Pharmacogenetics: Role in Cancer treatment
Pharmacogenetics is the study of how the genes in an individual are likely to influence the response towards a drug.
The need for Pharmacogenetics:
Pharmacogenetics helps to classify patients as those that are likely to respond, those that are unlikely to respond and those that are likely to experience or unlikely to experience toxicity following administration of a drug.
Relation between Pharmacogenetics and Cancer:
Cancer usually results from gene polymorphisms that cause minor/major changes in the DNA sequences. These changes can be substitutions, deletions, insertions, repeats, gene copy number variations and in certain cases, rearrangements. Pharmacogenetics helps in identifying the relation between gene polymorphisms and drug response, in terms of efficacy, adverse effects and toxicity. This would help in the prescription of drugs having maximum efficacy and at the same time, reduced toxicity and improve health care. It can help to underline patient care in coming future of precision medicine.

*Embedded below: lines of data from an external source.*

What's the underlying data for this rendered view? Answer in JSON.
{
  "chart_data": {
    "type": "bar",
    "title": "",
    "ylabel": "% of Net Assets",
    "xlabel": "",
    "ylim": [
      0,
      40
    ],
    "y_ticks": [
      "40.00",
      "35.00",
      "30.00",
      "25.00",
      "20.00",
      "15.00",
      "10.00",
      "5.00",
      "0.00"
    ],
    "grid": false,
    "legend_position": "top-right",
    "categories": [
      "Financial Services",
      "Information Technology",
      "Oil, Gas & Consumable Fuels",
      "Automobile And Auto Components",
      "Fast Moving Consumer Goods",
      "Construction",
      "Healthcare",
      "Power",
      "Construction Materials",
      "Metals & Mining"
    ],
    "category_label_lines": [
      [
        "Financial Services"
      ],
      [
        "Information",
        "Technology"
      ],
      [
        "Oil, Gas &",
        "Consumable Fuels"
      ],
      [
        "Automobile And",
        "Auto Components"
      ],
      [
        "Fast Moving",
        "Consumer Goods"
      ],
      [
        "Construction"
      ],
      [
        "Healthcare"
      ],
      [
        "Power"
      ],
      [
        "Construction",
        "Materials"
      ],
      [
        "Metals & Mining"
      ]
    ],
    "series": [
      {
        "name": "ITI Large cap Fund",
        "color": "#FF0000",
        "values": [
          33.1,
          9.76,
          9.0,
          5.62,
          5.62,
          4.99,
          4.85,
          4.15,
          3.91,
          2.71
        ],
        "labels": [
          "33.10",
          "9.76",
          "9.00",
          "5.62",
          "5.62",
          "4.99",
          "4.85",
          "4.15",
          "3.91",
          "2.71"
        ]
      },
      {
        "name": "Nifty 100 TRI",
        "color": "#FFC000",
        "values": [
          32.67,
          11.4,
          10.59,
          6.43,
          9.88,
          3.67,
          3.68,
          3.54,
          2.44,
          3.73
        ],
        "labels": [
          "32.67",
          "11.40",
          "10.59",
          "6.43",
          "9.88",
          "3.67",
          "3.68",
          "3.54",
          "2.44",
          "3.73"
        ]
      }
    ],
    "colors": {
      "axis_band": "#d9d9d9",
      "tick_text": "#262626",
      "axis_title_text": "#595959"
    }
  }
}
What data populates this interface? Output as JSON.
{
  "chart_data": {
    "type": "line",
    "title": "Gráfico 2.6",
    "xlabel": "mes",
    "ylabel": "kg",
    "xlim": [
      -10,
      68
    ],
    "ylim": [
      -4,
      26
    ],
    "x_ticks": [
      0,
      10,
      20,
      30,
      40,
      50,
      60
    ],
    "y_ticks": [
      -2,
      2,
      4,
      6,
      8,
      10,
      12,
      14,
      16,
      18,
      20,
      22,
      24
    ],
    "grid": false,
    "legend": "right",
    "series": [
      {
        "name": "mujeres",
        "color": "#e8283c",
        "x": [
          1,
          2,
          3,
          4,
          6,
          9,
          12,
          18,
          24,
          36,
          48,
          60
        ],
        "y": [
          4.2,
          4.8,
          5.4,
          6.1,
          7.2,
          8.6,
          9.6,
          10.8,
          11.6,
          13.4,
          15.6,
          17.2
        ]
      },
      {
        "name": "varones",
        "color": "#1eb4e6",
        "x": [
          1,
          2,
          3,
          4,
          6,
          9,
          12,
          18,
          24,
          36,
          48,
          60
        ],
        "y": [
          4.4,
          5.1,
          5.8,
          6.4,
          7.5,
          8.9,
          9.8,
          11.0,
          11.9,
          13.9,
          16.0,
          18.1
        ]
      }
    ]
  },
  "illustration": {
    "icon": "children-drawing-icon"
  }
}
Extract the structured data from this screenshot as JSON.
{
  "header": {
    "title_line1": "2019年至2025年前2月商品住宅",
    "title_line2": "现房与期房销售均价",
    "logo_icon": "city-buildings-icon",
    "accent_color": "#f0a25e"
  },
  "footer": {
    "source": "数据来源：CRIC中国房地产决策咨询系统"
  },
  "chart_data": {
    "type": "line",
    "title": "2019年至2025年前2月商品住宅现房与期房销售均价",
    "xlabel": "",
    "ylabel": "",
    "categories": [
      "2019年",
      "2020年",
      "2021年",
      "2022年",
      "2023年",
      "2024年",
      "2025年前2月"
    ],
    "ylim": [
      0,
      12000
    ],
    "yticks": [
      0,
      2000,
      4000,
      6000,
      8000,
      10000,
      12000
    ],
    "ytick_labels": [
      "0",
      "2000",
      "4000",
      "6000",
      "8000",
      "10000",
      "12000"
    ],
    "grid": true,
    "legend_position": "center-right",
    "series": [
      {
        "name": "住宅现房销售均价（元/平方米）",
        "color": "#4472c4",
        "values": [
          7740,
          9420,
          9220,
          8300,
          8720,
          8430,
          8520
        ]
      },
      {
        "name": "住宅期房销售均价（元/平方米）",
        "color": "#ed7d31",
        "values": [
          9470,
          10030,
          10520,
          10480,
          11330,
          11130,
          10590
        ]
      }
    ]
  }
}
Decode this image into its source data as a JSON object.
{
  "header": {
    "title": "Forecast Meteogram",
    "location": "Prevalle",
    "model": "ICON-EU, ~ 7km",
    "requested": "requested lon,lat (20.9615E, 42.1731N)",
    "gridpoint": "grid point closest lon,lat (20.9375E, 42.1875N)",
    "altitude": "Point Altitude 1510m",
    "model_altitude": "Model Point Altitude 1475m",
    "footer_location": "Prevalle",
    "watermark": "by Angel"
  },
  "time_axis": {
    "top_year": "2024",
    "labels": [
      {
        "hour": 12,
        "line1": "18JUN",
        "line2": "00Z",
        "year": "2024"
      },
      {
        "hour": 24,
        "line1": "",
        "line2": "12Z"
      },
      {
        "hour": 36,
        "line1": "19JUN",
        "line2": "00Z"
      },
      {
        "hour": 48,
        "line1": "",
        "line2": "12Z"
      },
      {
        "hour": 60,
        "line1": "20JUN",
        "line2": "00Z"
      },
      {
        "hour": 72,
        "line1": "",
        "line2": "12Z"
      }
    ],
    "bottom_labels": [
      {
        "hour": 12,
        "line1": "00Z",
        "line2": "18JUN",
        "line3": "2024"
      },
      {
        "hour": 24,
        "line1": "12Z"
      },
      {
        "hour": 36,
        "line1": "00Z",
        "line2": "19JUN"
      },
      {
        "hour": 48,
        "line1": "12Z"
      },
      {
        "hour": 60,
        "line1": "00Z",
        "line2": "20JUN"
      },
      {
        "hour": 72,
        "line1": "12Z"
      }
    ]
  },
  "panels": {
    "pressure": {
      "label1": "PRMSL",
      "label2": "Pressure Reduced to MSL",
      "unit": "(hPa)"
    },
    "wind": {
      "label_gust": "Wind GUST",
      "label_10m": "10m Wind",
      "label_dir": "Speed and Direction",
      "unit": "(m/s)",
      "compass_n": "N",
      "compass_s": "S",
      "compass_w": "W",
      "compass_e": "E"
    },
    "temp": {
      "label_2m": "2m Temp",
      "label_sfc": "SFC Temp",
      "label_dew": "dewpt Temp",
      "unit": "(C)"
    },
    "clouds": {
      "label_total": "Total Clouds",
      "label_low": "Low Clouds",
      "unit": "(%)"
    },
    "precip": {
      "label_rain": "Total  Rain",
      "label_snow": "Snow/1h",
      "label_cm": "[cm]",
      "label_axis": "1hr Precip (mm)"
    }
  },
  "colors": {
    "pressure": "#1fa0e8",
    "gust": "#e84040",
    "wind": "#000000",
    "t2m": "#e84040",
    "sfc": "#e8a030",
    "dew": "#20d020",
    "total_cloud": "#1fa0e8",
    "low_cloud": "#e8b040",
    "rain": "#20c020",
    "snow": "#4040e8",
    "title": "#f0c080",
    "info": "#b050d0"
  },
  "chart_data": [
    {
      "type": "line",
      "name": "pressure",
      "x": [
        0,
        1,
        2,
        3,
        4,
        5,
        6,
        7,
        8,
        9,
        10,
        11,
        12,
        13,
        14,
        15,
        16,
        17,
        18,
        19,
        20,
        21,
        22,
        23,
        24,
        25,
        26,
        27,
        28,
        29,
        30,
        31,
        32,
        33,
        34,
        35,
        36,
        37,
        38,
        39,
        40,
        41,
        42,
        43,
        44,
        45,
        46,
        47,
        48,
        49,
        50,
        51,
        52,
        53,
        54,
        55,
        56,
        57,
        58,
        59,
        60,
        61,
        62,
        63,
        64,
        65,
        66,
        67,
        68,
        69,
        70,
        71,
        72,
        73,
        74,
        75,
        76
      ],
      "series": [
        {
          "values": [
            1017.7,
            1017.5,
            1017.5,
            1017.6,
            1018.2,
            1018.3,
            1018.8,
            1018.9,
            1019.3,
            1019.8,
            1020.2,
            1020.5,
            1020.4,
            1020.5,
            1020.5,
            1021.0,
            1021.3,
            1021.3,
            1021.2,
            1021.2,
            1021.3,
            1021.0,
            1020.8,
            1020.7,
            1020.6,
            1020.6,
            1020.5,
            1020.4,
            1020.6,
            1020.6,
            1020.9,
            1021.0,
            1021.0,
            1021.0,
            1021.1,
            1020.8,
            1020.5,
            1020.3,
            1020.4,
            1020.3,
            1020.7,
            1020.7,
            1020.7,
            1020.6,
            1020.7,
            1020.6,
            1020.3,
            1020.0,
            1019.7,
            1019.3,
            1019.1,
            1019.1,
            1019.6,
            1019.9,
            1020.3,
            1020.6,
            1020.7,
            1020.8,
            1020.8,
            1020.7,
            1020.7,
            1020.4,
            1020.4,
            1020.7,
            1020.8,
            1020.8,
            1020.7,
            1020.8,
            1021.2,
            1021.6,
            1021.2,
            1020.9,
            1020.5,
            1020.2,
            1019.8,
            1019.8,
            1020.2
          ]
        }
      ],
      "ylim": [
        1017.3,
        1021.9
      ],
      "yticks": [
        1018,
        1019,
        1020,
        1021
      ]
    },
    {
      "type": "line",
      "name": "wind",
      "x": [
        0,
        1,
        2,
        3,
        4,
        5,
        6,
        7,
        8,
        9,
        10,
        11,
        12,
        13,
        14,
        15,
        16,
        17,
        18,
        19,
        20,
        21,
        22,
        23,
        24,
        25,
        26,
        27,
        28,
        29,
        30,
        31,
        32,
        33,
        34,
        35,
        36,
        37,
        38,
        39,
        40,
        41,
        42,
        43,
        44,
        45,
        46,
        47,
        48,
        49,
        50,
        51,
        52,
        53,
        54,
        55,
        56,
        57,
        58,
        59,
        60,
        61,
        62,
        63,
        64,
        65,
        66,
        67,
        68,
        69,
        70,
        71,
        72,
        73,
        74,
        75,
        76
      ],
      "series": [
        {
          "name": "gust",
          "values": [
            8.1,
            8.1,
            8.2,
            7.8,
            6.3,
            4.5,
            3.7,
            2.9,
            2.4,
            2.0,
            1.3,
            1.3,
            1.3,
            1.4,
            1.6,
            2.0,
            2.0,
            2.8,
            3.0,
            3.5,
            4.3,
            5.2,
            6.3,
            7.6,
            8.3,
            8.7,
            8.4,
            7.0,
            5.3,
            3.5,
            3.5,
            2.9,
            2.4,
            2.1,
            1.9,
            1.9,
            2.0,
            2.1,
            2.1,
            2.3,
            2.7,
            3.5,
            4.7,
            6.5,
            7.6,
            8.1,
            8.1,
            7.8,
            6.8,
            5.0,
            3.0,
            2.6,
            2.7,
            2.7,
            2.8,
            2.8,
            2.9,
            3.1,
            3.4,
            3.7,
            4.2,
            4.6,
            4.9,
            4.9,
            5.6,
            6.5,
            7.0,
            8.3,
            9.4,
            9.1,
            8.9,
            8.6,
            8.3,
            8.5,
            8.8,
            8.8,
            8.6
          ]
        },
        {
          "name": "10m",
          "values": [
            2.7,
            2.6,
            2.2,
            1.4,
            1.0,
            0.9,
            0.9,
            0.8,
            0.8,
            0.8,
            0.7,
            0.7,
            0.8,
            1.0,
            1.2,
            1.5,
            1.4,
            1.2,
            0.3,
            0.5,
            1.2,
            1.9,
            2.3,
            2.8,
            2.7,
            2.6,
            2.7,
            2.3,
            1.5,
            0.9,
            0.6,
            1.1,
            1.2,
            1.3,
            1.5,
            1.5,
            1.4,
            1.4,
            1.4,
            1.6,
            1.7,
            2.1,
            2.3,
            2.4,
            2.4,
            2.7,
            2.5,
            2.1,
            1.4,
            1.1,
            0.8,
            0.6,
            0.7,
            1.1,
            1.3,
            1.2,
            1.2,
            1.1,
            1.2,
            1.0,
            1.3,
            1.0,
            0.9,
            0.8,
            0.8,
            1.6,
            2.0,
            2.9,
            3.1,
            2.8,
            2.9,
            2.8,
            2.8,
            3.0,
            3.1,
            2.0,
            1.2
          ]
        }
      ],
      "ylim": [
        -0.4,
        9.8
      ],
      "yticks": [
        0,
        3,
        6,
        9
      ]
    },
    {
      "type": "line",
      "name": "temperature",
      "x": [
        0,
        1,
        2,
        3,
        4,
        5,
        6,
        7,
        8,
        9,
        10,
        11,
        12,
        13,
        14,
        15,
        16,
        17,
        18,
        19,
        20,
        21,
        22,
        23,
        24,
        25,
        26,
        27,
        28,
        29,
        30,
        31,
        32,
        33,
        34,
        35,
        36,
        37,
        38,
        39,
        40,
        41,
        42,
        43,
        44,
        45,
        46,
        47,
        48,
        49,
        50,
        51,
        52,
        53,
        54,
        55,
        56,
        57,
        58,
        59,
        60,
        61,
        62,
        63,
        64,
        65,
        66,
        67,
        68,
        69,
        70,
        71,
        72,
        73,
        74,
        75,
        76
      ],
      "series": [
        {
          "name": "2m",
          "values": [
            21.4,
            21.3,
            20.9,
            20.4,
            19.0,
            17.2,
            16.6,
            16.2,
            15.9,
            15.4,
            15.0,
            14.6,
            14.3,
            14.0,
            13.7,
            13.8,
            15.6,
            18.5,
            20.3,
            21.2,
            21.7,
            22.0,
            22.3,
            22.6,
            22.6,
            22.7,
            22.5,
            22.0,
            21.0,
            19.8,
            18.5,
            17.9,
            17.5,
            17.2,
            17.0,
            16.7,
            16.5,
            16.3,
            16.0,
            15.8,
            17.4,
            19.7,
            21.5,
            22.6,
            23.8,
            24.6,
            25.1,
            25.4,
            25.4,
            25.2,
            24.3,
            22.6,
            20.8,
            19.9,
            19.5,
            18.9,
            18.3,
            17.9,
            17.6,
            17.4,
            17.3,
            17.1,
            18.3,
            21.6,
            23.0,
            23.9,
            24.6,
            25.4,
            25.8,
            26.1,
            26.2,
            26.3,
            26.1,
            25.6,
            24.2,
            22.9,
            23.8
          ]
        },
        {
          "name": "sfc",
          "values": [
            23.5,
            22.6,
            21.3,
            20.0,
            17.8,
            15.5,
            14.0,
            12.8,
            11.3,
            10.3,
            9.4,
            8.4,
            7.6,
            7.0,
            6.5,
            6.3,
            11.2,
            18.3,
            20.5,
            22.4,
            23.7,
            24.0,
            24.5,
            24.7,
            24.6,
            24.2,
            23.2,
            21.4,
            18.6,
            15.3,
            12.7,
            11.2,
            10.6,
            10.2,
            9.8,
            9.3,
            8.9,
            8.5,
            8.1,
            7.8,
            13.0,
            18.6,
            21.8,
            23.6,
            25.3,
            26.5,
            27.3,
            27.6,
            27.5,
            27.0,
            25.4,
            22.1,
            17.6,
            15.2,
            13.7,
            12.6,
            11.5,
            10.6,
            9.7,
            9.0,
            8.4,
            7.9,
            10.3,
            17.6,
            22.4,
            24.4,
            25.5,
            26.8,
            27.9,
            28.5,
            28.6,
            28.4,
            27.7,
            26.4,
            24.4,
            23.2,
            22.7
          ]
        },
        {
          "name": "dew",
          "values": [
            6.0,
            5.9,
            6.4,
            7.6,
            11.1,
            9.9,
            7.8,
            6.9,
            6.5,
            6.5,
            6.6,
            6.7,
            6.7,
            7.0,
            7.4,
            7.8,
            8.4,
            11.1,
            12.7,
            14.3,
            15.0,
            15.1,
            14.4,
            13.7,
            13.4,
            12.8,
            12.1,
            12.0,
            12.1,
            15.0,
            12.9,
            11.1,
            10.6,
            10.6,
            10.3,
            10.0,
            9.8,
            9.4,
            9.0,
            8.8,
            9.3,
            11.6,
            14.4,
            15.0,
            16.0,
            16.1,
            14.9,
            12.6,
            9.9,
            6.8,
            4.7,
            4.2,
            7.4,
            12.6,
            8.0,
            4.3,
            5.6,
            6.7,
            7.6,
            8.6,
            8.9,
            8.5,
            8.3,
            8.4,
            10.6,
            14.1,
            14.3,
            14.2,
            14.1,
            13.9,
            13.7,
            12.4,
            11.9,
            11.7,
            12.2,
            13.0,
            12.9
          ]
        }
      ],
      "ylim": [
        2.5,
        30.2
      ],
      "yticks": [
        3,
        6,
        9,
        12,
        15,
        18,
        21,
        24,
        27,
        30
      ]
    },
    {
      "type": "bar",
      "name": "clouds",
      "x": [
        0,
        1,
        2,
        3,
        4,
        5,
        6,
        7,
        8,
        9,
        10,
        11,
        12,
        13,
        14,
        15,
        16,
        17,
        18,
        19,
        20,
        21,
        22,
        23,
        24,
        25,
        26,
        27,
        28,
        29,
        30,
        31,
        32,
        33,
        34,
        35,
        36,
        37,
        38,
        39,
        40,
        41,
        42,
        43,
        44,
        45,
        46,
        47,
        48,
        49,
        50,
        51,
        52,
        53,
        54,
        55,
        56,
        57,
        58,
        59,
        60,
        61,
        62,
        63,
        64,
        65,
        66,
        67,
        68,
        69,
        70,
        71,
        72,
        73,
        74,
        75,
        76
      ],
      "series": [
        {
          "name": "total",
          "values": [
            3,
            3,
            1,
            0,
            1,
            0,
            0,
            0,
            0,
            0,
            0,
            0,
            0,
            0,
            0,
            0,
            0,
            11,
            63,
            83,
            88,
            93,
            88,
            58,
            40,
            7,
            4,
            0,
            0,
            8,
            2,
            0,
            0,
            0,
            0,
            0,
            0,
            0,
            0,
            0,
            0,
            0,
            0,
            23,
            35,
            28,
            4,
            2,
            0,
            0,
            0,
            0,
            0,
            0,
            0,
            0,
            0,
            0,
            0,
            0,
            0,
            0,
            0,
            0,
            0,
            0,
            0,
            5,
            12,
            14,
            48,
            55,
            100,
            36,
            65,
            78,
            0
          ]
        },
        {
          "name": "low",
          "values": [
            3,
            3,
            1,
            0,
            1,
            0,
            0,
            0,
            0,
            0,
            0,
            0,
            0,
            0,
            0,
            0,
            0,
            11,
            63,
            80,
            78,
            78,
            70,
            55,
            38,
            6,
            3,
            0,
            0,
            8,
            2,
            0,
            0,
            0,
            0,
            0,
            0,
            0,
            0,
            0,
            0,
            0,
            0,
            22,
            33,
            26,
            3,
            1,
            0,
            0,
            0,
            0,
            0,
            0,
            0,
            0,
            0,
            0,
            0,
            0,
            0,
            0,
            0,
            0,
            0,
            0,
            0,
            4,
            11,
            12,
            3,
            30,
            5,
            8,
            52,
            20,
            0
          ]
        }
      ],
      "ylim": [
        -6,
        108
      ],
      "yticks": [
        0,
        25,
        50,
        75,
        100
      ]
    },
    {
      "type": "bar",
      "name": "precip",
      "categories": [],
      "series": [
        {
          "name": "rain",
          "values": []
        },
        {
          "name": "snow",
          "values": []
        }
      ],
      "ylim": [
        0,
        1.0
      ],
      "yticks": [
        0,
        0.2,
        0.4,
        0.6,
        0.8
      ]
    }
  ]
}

Biomarkers in Pharmacogenetics:
Biomarkers are molecules such as DNA (genes), proteins or hormones which can be used as an indicator of an underlying disease or condition.
Biomarkers can be classified into 2 types –
- Prognostics biomarkers which provide information on the likely course of cancer, including the aggressiveness of the disease, regardless of treatment.
- Predictive biomarkers which can be used to identify patients which are likely to or unlikely to benefit from a particular treatment.
Examples of predictive biomarkers:
- 5-Fluorouracil (5-FU) is a chemotherapeutic agent used in various cancer types such as colon, rectal and gastric cancers. Dihydropyrimidine dehydrogenase (DPYD) is the enzyme which is responsible for the metabolism of 5-FU to the inactive 5,6- dihydrofluorouracil. Genetic variants in the DPYD gene would likely confer deficient DPYD enzyme activity in patients, thus increasing the risk of 5-FU induced toxicity.
- Activating mutations in the EGFR gene results in constitutive signaling via the PI3K-AKT and MAPK pathways. Deletions in exon 19 and a missense mutation in exon 21 are considered a positive predictive biomarker for small molecule TKIs (Tyrosine Kinase Inhibitors) such as erlotinib, gefitinib and afatinib which target the EGFR gene.
Benefits of Pharmacogenetic testing:
- To a certain extent, it would help in predicting the risk from cancer for a given individual. This would include screening for biomarkers playing a role in the initiation of cancer, its aggressiveness and spreading to various body parts.
- It can also help the clinicians to decide and come up with better treatment regimens having minimum toxicity.
References:
Padh, Harish. “Pharmacogenetics and cancer management.” (2018).